The World Bank has reported that Sri Lanka has lost over $4 billion in public money due to corruption since the start of its civil war in 1983. Additionally, economic mismanagement and embezzlement by former Presidents Mahinda Rajapaksa and his successor Maithripala Sirisena are estimated to have cost the country an additional $3 billion. ‘Until an adequate macroeconomic policy framework is in place, the World Bank does not plan to offer new financing to Sri Lanka’ they said in May of 2022.

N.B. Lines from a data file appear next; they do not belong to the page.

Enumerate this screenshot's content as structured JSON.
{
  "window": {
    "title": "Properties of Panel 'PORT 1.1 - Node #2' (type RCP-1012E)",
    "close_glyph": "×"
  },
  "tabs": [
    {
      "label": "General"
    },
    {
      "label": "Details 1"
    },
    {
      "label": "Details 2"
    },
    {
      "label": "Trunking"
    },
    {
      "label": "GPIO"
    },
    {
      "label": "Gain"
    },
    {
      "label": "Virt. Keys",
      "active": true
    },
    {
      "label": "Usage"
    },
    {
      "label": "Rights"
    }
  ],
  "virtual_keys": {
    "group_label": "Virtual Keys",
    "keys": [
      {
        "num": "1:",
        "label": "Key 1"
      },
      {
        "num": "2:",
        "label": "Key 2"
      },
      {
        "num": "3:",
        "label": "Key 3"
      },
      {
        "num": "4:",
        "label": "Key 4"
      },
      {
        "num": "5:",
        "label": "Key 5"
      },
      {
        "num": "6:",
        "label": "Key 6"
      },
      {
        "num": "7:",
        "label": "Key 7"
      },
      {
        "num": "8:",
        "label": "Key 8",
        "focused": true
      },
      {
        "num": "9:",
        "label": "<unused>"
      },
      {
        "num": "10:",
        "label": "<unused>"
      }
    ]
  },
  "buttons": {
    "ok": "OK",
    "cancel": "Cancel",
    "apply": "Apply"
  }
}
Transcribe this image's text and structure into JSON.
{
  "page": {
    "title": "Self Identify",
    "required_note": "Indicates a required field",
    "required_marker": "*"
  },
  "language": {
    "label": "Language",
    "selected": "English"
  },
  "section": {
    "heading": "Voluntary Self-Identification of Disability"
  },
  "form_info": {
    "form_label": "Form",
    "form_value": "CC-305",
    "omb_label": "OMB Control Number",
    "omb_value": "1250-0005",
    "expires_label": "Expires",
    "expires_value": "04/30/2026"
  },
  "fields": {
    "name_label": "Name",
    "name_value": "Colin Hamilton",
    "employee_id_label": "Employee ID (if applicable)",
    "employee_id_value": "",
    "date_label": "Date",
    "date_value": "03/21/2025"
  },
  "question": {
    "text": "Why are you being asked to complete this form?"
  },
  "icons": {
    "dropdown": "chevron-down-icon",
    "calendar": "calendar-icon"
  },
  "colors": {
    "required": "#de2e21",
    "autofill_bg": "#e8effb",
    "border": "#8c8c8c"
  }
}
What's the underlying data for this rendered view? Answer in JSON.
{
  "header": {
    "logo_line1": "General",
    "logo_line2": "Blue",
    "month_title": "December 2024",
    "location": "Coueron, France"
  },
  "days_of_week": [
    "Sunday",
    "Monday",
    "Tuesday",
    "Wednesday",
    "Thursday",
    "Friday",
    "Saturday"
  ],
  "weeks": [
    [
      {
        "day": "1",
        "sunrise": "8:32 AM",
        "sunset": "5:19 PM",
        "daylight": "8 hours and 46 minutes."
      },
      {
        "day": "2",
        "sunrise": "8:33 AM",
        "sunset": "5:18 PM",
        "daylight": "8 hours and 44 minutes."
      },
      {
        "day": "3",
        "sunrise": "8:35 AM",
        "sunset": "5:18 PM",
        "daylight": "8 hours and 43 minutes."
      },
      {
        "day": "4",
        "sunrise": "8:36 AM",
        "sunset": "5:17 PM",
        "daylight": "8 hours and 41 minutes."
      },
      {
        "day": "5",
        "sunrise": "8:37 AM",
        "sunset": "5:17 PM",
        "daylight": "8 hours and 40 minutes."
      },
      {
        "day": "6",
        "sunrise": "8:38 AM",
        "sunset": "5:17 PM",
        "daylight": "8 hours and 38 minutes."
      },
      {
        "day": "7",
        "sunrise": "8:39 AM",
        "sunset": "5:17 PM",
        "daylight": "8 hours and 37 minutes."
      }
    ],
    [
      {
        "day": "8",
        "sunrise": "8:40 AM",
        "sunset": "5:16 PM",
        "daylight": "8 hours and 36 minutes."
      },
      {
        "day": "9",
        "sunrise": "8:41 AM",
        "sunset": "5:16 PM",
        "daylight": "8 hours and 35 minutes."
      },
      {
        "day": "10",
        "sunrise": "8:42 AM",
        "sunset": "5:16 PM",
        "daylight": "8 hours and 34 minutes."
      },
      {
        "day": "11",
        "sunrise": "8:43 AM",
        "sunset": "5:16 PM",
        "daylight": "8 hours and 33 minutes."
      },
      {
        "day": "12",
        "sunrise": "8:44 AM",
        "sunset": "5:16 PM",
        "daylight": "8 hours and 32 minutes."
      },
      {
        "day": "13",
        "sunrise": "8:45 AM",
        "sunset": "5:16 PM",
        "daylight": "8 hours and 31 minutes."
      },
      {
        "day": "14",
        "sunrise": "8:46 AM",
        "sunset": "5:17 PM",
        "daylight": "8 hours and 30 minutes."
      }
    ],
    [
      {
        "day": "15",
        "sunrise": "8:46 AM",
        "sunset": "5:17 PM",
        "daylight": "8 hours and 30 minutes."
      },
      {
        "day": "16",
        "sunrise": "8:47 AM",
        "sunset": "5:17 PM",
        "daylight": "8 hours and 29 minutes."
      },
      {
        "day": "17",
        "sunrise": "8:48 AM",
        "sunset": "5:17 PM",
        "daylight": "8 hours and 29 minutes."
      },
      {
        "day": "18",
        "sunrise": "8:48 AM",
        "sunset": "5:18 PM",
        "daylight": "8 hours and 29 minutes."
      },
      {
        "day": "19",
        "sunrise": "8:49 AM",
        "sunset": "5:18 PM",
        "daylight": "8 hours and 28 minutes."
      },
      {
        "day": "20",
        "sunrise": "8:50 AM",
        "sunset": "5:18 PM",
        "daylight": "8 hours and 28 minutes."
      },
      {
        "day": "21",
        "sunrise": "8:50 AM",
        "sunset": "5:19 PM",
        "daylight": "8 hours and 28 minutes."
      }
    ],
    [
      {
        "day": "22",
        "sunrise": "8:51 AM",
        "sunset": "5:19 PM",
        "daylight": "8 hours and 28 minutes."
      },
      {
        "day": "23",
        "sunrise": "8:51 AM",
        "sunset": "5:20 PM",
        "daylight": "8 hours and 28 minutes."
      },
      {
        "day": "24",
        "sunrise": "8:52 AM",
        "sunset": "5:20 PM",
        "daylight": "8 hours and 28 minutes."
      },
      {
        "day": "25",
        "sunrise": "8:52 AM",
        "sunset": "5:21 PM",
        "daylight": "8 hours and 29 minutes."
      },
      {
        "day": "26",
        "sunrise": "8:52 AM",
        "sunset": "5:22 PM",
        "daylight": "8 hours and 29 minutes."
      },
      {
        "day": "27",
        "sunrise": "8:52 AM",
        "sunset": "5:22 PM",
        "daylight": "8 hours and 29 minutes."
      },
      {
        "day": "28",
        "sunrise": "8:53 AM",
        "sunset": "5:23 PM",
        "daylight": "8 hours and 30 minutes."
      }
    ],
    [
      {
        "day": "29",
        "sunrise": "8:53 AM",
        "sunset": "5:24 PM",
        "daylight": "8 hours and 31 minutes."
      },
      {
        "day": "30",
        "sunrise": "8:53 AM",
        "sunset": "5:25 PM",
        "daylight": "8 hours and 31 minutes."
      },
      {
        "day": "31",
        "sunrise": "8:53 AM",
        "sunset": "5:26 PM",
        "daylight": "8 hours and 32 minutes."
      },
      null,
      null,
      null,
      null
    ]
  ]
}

Now in 2023, the current Sri Lankan president Ranil Wickremasinghe, who people refer to as Ranil Rajapakse, while trying to take tough measures to uplift the economy, is getting ready to form an alliance with the corrupt Rajapakse family to put the death nail on the Sri Lankan coffin. Ranil, who has failed six times as prime minister and got around 30,000 votes in the last election, came to parliament through the backdoor with the support of the Rajapakse family and their corrupt allies. He is also linked to the central bank bond scandal but continues to crush the peaceful protests against his regime that have triggered human rights concerns internationally.

An International Monetary Fund (IMF) mission led by Mr. Peter Breuer and Mr. Masahiro Nozaki visited Colombo from August 24 to September 1, 2022, to continue discussions on IMF support for Sri Lanka and the authorities’ comprehensive economic reform program. While the corrupt are still in power in Sri Lanka, the US and the other helpers may not get their help to reach those who are really in need of help.

On September 11, 2022, USAID Administrator Samantha Power, to her credit, urged Sri Lankan authorities to tackle corruption and introduce governance reforms alongside efforts to uplift the country’s economy as a way out of its worst crisis in recent memory. On January 10th, 2023 Canada imposed sanctions on former presidents Mahinda and Gotabaya Rajapaksa over gross and systematic violations of human rights during the war from 1983-2009.

As the US is trying to protect democracy at home and abroad, the U.S. Ambassador to Sri Lanka, Julie Chung, although a diplomat, can disclose through the State Department the true nature of the current and past Sri Lankan rulers who brought the country to these economic depths through mass corruption and oppression.  Chung can follow the lead of U.S. Senators Dick Durbin (D-IL), Bob Menendez (D-NJ), Patrick Leahy (D-VT), and Cory Booker (D-NJ), who introduced a Senate Resolution calling for a comprehensive international approach to address Sri Lanka’s current political and economic crises in September of 2022.